Metatarsus adductus describes the shape and structure of the foot where from the midfoot to the toes, the foot turns inwards. This gives it a shape resembling a bean. Metatarsus adductus can be classified as either flexible, where you’re able to straighten the feet with your hands, or non-flexible, where you’re unable to straighten the feet with movement. This condition is usually present at birth, occurring in approximately 1 in 1000 births, and has been associated with an increased risk of developing other conditions such as hip dysplasia, which affects the stability and functioning at the hip joint.
What causes metatarsus adductus?
While the exact cause of metatarsus adductus isn’t defined, it’s thought to be linked to the baby’s position inside the womb. It may affect one or both feet. Contributing factors are thought to include:
- A family history of metatarsus adductus
- Babies positioned with the feet or buttocks coming out first at birth
- Insufficient cushioning inside the womb (through a condition called oligohydramnios)

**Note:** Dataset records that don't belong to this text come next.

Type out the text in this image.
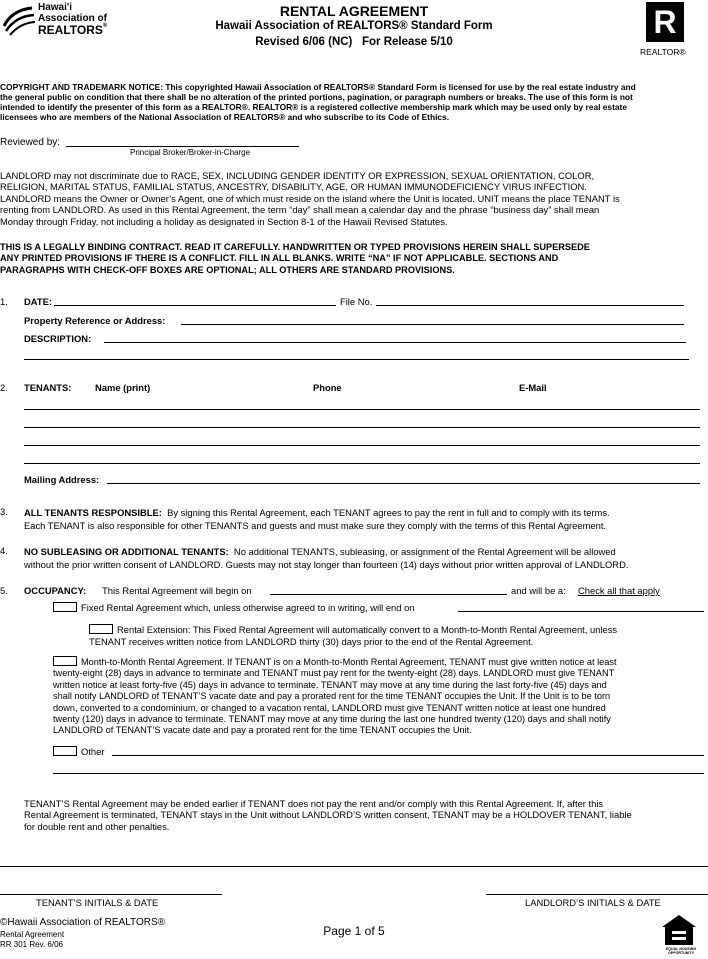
Hawai'i
Association of
REALTORS®
RENTAL AGREEMENT
Hawaii Association of REALTORS® Standard Form
Revised 6/06 (NC)   For Release 5/10
R
REALTOR®
COPYRIGHT AND TRADEMARK NOTICE: This copyrighted Hawaii Association of REALTORS® Standard Form is licensed for use by the real estate industry and
the general public on condition that there shall be no alteration of the printed portions, pagination, or paragraph numbers or breaks. The use of this form is not
intended to identify the presenter of this form as a REALTOR®. REALTOR® is a registered collective membership mark which may be used only by real estate
licensees who are members of the National Association of REALTORS® and who subscribe to its Code of Ethics.
Reviewed by:
Principal Broker/Broker-in-Charge
LANDLORD may not discriminate due to RACE, SEX, INCLUDING GENDER IDENTITY OR EXPRESSION, SEXUAL ORIENTATION, COLOR,
RELIGION, MARITAL STATUS, FAMILIAL STATUS, ANCESTRY, DISABILITY, AGE, OR HUMAN IMMUNODEFICIENCY VIRUS INFECTION.
LANDLORD means the Owner or Owner’s Agent, one of which must reside on the island where the Unit is located. UNIT means the place TENANT is
renting from LANDLORD. As used in this Rental Agreement, the term “day” shall mean a calendar day and the phrase “business day” shall mean
Monday through Friday, not including a holiday as designated in Section 8-1 of the Hawaii Revised Statutes.
THIS IS A LEGALLY BINDING CONTRACT. READ IT CAREFULLY. HANDWRITTEN OR TYPED PROVISIONS HEREIN SHALL SUPERSEDE
ANY PRINTED PROVISIONS IF THERE IS A CONFLICT. FILL IN ALL BLANKS. WRITE “NA” IF NOT APPLICABLE. SECTIONS AND
PARAGRAPHS WITH CHECK-OFF BOXES ARE OPTIONAL; ALL OTHERS ARE STANDARD PROVISIONS.
1. DATE:	File No.
Property Reference or Address:
DESCRIPTION:
2. TENANTS:	Name (print)	Phone	E-Mail
Mailing Address:
3. ALL TENANTS RESPONSIBLE: By signing this Rental Agreement, each TENANT agrees to pay the rent in full and to comply with its terms.
Each TENANT is also responsible for other TENANTS and guests and must make sure they comply with the terms of this Rental Agreement.
4. NO SUBLEASING OR ADDITIONAL TENANTS: No additional TENANTS, subleasing, or assignment of the Rental Agreement will be allowed
without the prior written consent of LANDLORD. Guests may not stay longer than fourteen (14) days without prior written approval of LANDLORD.
5. OCCUPANCY: This Rental Agreement will begin on	and will be a: Check all that apply
Fixed Rental Agreement which, unless otherwise agreed to in writing, will end on
Rental Extension: This Fixed Rental Agreement will automatically convert to a Month-to-Month Rental Agreement, unless
TENANT receives written notice from LANDLORD thirty (30) days prior to the end of the Rental Agreement.
Month-to-Month Rental Agreement. If TENANT is on a Month-to-Month Rental Agreement, TENANT must give written notice at least
twenty-eight (28) days in advance to terminate and TENANT must pay rent for the twenty-eight (28) days. LANDLORD must give TENANT
written notice at least forty-five (45) days in advance to terminate. TENANT may move at any time during the last forty-five (45) days and
shall notify LANDLORD of TENANT’S vacate date and pay a prorated rent for the time TENANT occupies the Unit. If the Unit is to be torn
down, converted to a condominium, or changed to a vacation rental, LANDLORD must give TENANT written notice at least one hundred
twenty (120) days in advance to terminate. TENANT may move at any time during the last one hundred twenty (120) days and shall notify
LANDLORD of TENANT’S vacate date and pay a prorated rent for the time TENANT occupies the Unit.
Other
TENANT’S Rental Agreement may be ended earlier if TENANT does not pay the rent and/or comply with this Rental Agreement. If, after this
Rental Agreement is terminated, TENANT stays in the Unit without LANDLORD’S written consent, TENANT may be a HOLDOVER TENANT, liable
for double rent and other penalties.
TENANT’S INITIALS & DATE	LANDLORD’S INITIALS & DATE
©Hawaii Association of REALTORS®
Rental Agreement
RR 301 Rev. 6/06
Page 1 of 5
EQUAL HOUSING OPPORTUNITY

- First pregnancy or twin pregnancies
What are the symptoms?
The primary symptom is the curved, bean-like or ‘C’ shape to the foot. There may also be a larger than normal space between the first and second toes, a bump on the outside of the foot (at the styloid process), a crease at the inner border of the foot where it turns in, and the appearance of a high arch.
How is it treated?
Metatarsus adductus should resolve within the first few months of life, although a small percentage (up to 10%) of feet don’t. This is where treatment is indicated, and may involve:
- Stretching and passive manipulation
Your podiatrist will discuss with you the best options for your child and monitor their progress throughout.